Just over six years ago a paper was published in PLoS 1, under the title “The Alzheimer’s disease-related amyloid-beta protein is an anti-microbial peptide”, written by Stephanie Soscia and Robert Moir of Harvard University. It contained the seeds of a revolutionary new way of thinking about Alzheimer’s disease because it suggested that beta-amyloid, which, ever since the pioneering work of Alois Alzheimer in the early 20th century, has been cast as the villain of the piece and a major cause of the massive neuronal death that typifies AD and leads to fatal cognitive decline, is in fact a major part of the brain’s innate immune system and a potent fighter of microbial infections in the brain.
The paper caused a ripple of interest in the Alzheimer’s research community at the time but, because it appeared not to have been followed up by further research, that interest evaporated. It was soon forgotten. But one of those researchers – Rob Moir – has been quietly beavering away ever since and a second paper has now been published in the journal Science Translational Medicine which paints a sensational picture of how beta-amyloid goes about its business trapping and killing microbes – a vital evolved function for an old villain that threatens to stand conventional Alzheimer’s disease theories on their head. That research has also been written up in an excellent piece for the New York Times by Gina Kolata.
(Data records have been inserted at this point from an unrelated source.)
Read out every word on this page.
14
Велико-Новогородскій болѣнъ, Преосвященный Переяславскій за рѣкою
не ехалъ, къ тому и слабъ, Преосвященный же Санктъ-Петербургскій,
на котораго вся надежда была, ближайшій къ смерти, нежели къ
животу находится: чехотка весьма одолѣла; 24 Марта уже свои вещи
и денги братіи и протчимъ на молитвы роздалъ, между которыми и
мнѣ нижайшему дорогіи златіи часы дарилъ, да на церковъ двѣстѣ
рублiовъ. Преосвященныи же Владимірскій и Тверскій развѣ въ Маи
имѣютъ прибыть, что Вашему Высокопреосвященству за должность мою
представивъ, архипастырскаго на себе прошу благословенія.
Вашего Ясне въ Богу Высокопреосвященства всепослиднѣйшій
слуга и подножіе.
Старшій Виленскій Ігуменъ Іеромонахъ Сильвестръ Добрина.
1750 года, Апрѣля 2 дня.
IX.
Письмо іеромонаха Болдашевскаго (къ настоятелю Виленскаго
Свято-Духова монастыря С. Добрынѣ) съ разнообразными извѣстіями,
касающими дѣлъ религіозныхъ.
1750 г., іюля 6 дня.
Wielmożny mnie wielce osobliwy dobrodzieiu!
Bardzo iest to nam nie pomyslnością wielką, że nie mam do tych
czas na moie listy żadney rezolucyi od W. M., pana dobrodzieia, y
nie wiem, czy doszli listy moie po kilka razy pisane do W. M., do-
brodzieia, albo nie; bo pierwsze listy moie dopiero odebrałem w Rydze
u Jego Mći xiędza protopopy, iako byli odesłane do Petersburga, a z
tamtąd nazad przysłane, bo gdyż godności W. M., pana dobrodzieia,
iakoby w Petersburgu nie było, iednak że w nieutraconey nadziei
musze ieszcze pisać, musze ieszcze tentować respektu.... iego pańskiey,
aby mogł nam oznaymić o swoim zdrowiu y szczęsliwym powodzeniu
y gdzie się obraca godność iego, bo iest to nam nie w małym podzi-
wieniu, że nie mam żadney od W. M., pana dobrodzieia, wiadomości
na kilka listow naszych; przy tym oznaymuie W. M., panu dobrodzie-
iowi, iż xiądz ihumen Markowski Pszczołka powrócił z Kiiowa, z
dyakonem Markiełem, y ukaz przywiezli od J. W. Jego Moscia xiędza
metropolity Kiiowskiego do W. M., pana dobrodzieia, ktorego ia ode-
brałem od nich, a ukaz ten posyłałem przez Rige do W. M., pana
Rob Moir’s interest had first been piqued when he discovered that the beta-amyloid molecule bore resemblances to a family of evolutionarily ancient anti-microbial proteins of which humans possess only one – LL37. Soscia and Moir decided to test the power of beta-amyloid as an anti-microbial against a variety of common pathogens, including Candida albicans, E. Coli, Listeria, Enterococcus and Streptococcus pneumoniae. Beta-amyloid proved lethal against all of them.
Since then Moir has genetically engineered human neuroglioma cells to express beta-amyloid and shown they are resistant to yeast infections; genetically engineered the nematode Caenorhabditis elegans to express beta-amyloid which protects it against yeasts; and genetically engineered mice with the gene mutation which underpins familial Alzheimer’s disease before injecting Salmonella into their brains. The “Alzheimer’s” mice lived twice as long as the normal strains.
Using a scanning electron microscope he has shown that the arrival of an infection in the brain triggers the production of beta-amyloid which forms into balls of fibrils which surround the microbe in structures he calls nano-nets, before putting them to death with a cloud of toxic free radicals from active metals like copper. Of course, it is these nano-nets, left to accumulate in the brain once they have done their job, that are identified as the tell-tale plaque of Alzheimer’s disease.
Interestingly, Moir’s new research may provide a reason why people with the APOE epsilon 4 gene mutation have up to a sixteen times increased risk of contracting Alzheimer’s. The epsilon 4 mutation is much less efficient at clearing excess beta-amyloid out of the brain, leaving it to exert its downside in poisoning neurons.
From an evolutionist’s point of view this extraordinary research into a new role for beta-amyloid may provide a beautiful example of the principle of antagonistic pleiotropy where a gene or gene variant may evolve because it improves the chances of survival of the young, with a reproductive life ahead of them, even though it has a deleterious effect on older individuals near or at the end of their active reproductive lives. In this case, beta-amyloid helps to keep the young alive by protecting their brains from microbial infection, at the expense of older brains where its anti-microbial role is eclipsed by neurotoxicity.